BRUSSELS – You learn a lot about a football club from their reaction to adversity.
In Newcastle’s case there were some encouraging signs as they bounced off the canvas in Belgium to assert themselves as a Champions League force to be reckoned with this season.
It was not just about the performance in Brussels, a first glimpse of a £150m front three that they hope will, in aggregate, replace the impact of £125m Alexander Isak. It was also about the messaging around the game.
If a summer of transfer knockbacks sometimes felt like a sobering reminder that their noses remain pressed against the glass of English football’s “elite”, Eddie Howe is not allowing his players to develop any sort of imposter syndrome.
“The players should believe,” the Newcastle manager said when he was asked if a first away win in the Champions League since 2003 was proof that they belong in such esteemed company.
“There’s no reason why we can’t win games at this level home and away. We’ve got the players and the squad to do that.”
Internally, expectations remain high this season despite some talk of it being a year of transition. Howe is always publicly supportive of his players but in private there have been reminders of the high standards the club have set and maintain.
An analysis session of the Arsenal defeat focused on set-piece defending. Behind the scenes they are furiously working on how Newcastle can gain more of an edge in their own dead balls, which are being targeting as a huge area for improvement.
In their preparation work for the first Champions League away day they also worked on combinations in the final third. One insider said they did “extra work” on attacking play, drawing particular attention to the spaces that Nick Woltemade occupies and how they can provide room for Anthony Elanga and Anthony Gordon.
Part of it is about mentality. Woltemade appears like a fairly easy-going chap but he was riled up about not getting the chance to convert the first of two penalties that Newcastle won at Lotto Park. He grabbed the ball for the second spot-kick too, only relinquishing it when Sandro Tonali told him to hand it over to Gordon.
Compare and contrast with fellow big money signing Benjamin Sesko walking gingerly to take the 10th penalty of Manchester United’s Carabao Cup defeat at Grimsby.
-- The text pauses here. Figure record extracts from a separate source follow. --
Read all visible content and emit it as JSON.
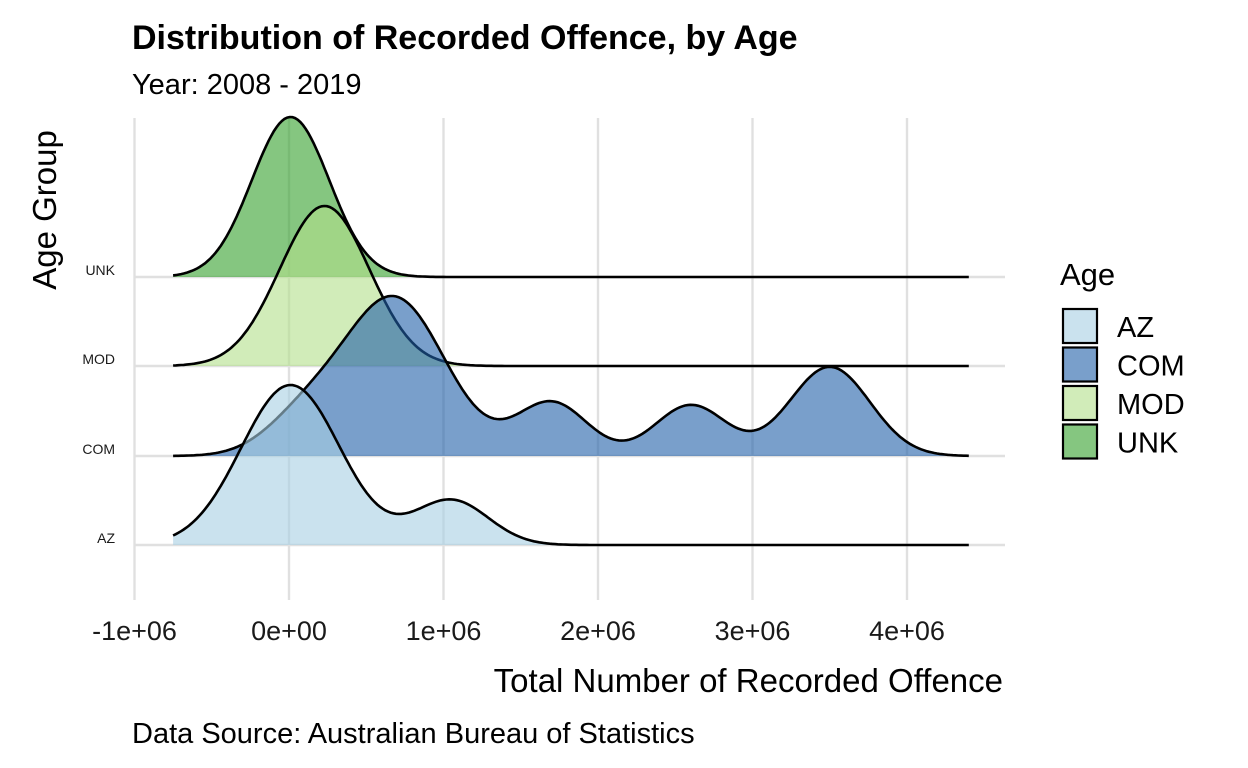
{
  "title": "Distribution of Recorded Offence, by Age",
  "subtitle": "Year: 2008 - 2019",
  "caption": "Data Source: Australian Bureau of Statistics",
  "chart_data": {
    "type": "ridgeline density",
    "xlabel": "Total Number of Recorded Offence",
    "ylabel": "Age Group",
    "xlim": [
      -1000000,
      4600000
    ],
    "density_range": [
      -750000,
      4400000
    ],
    "x_ticks": [
      -1000000,
      0,
      1000000,
      2000000,
      3000000,
      4000000
    ],
    "x_tick_labels": [
      "-1e+06",
      "0e+00",
      "1e+06",
      "2e+06",
      "3e+06",
      "4e+06"
    ],
    "categories": [
      "AZ",
      "COM",
      "MOD",
      "UNK"
    ],
    "grid": "on",
    "legend": {
      "title": "Age",
      "position": "right"
    },
    "series": [
      {
        "name": "AZ",
        "color": "#a6cee3",
        "peaks": [
          {
            "x": 10000,
            "sd": 320000,
            "height": 1.0
          },
          {
            "x": 1050000,
            "sd": 240000,
            "height": 0.28
          }
        ]
      },
      {
        "name": "COM",
        "color": "#1f5fa8",
        "peaks": [
          {
            "x": 680000,
            "sd": 330000,
            "height": 0.62
          },
          {
            "x": 90000,
            "sd": 250000,
            "height": 0.13
          },
          {
            "x": 1700000,
            "sd": 230000,
            "height": 0.21
          },
          {
            "x": 2600000,
            "sd": 230000,
            "height": 0.2
          },
          {
            "x": 3500000,
            "sd": 260000,
            "height": 0.35
          }
        ]
      },
      {
        "name": "MOD",
        "color": "#b2df8a",
        "peaks": [
          {
            "x": 230000,
            "sd": 290000,
            "height": 1.0
          }
        ]
      },
      {
        "name": "UNK",
        "color": "#33a02c",
        "peaks": [
          {
            "x": 10000,
            "sd": 250000,
            "height": 1.0
          }
        ]
      }
    ]
  }
}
For Gordon, who stepped up to roll in both spot-kicks, it was a sign of Woltemade’s striker’s instincts.
“I don’t mind!” he said.
“A striker should want to take them but I’ve won too many and not taken them at Newcastle to give it up now. Now Alex [Isak] is gone, penalties are mine.”
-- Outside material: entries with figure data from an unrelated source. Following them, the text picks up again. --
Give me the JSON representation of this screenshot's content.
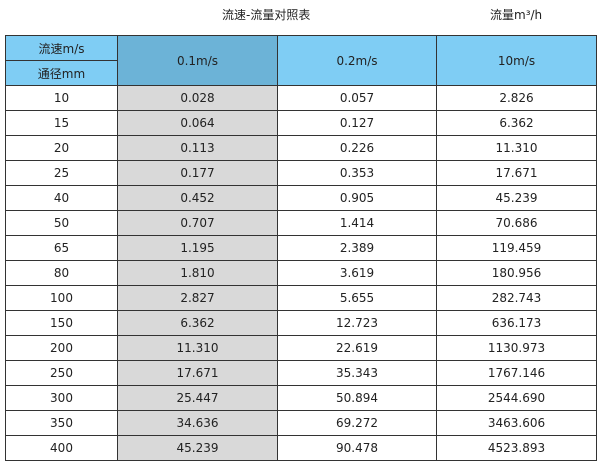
{
  "title": "流速-流量对照表",
  "unit": "流量m³/h",
  "header": {
    "velocity_label": "流速m/s",
    "diameter_label": "通径mm",
    "columns": [
      "0.1m/s",
      "0.2m/s",
      "10m/s"
    ]
  },
  "colors": {
    "header": "#7fcdf4",
    "selected_header": "#6cb3d7",
    "highlight_column": "#d9d9d9"
  },
  "rows": [
    [
      "10",
      "0.028",
      "0.057",
      "2.826"
    ],
    [
      "15",
      "0.064",
      "0.127",
      "6.362"
    ],
    [
      "20",
      "0.113",
      "0.226",
      "11.310"
    ],
    [
      "25",
      "0.177",
      "0.353",
      "17.671"
    ],
    [
      "40",
      "0.452",
      "0.905",
      "45.239"
    ],
    [
      "50",
      "0.707",
      "1.414",
      "70.686"
    ],
    [
      "65",
      "1.195",
      "2.389",
      "119.459"
    ],
    [
      "80",
      "1.810",
      "3.619",
      "180.956"
    ],
    [
      "100",
      "2.827",
      "5.655",
      "282.743"
    ],
    [
      "150",
      "6.362",
      "12.723",
      "636.173"
    ],
    [
      "200",
      "11.310",
      "22.619",
      "1130.973"
    ],
    [
      "250",
      "17.671",
      "35.343",
      "1767.146"
    ],
    [
      "300",
      "25.447",
      "50.894",
      "2544.690"
    ],
    [
      "350",
      "34.636",
      "69.272",
      "3463.606"
    ],
    [
      "400",
      "45.239",
      "90.478",
      "4523.893"
    ]
  ]
}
If it is a group defined by their honesty then no one represents that more than Gordon, who is as forthright as they come. Ask him a straight question and you can expect a straight answer.
‘We’ve been boring’
Here’s how he sums up Newcastle’s campaign before Wednesday’s 4-0 win: “I think we’ve lacked a bit of spark, a bit of creativity, a lack of good football. We’ve been a bit boring, in all honesty.”
That is not him being controversial for the sake of it. Gordon shares Howe’s high standards and bristles at the idea of this being a season of transition for a club that lost their striker talisman but still spent £200m on deepening their squad for weeks like this one.
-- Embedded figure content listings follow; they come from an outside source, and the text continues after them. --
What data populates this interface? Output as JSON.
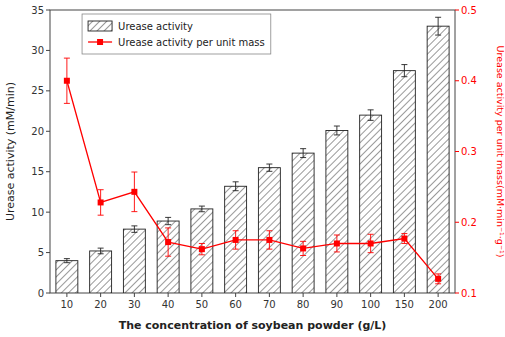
{
  "chart_data": {
    "type": "bar",
    "xlabel": "The concentration of soybean powder (g/L)",
    "ylabel": "Urease activity (mM/min)",
    "y2label": "Urease activity per unit mass(mM·min⁻¹·g⁻¹)",
    "categories": [
      "10",
      "20",
      "30",
      "40",
      "50",
      "60",
      "70",
      "80",
      "90",
      "100",
      "150",
      "200"
    ],
    "series": [
      {
        "name": "Urease activity",
        "type": "bar",
        "color": "white",
        "values": [
          4.0,
          5.2,
          7.9,
          8.9,
          10.4,
          13.2,
          15.5,
          17.3,
          20.1,
          22.0,
          27.5,
          33.0
        ],
        "errors": [
          0.25,
          0.35,
          0.4,
          0.45,
          0.35,
          0.55,
          0.45,
          0.55,
          0.55,
          0.65,
          0.75,
          1.1
        ]
      },
      {
        "name": "Urease activity per unit mass",
        "type": "line",
        "axis": "y2",
        "color": "red",
        "marker": "square",
        "values": [
          0.4,
          0.228,
          0.243,
          0.172,
          0.162,
          0.175,
          0.175,
          0.163,
          0.17,
          0.17,
          0.177,
          0.12
        ],
        "errors": [
          0.032,
          0.018,
          0.028,
          0.02,
          0.008,
          0.013,
          0.013,
          0.01,
          0.012,
          0.013,
          0.007,
          0.007
        ]
      }
    ],
    "ylim": [
      0,
      35
    ],
    "yticks": [
      0,
      5,
      10,
      15,
      20,
      25,
      30,
      35
    ],
    "y2lim": [
      0.1,
      0.5
    ],
    "y2ticks": [
      0.1,
      0.2,
      0.3,
      0.4,
      0.5
    ],
    "grid": false,
    "legend": "upper left"
  }
}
“We can be anything we want to be this season,” he said. “We can beat anyone in any game. I never go into a game thinking we’re going to lose.
“As long as we can keep that defensive structure, that creativity, we can beat anyone. You see that in the Liverpool game [a 3-2 defeat], for the first 30 minutes before I got sent off we dominated them and they’re the champions of England.”
Woltemade’s start has also taken the pressure off Newcastle. He is not your typical number nine but he is as popular in the dressing room as he is on the terraces, where three goals in four games have enabled the Magpies to move on from Isak.
“They’re two completely different players so it’s going to take us time to get used to his style of play,” Gordon admits.
“I think it’s the first time the front three have all started together so I think people need to give us time to gel and get to know each other’s games.
“But I thought Nick was top to be honest, the way he held the ball up under constant pressure. His hold up play, his link up play, he’s a pleasure to play with.”
Gordon also believes Bayern Munich official Karl-Heinz Rummenigge’s comments about the Woltemade fee – he called Newcastle “idiots” for paying it – are foolish.
“I don’t know why you’d comment on a player who is not at your club,” he said.
“It’s a bit stupid to be honest, especially when the player has started really well. Had he started really poorly then you make that comment but he’s scored three goals in four games so it was a bit of a weird comment.”
After a summer on the back foot, Newcastle are fighting back.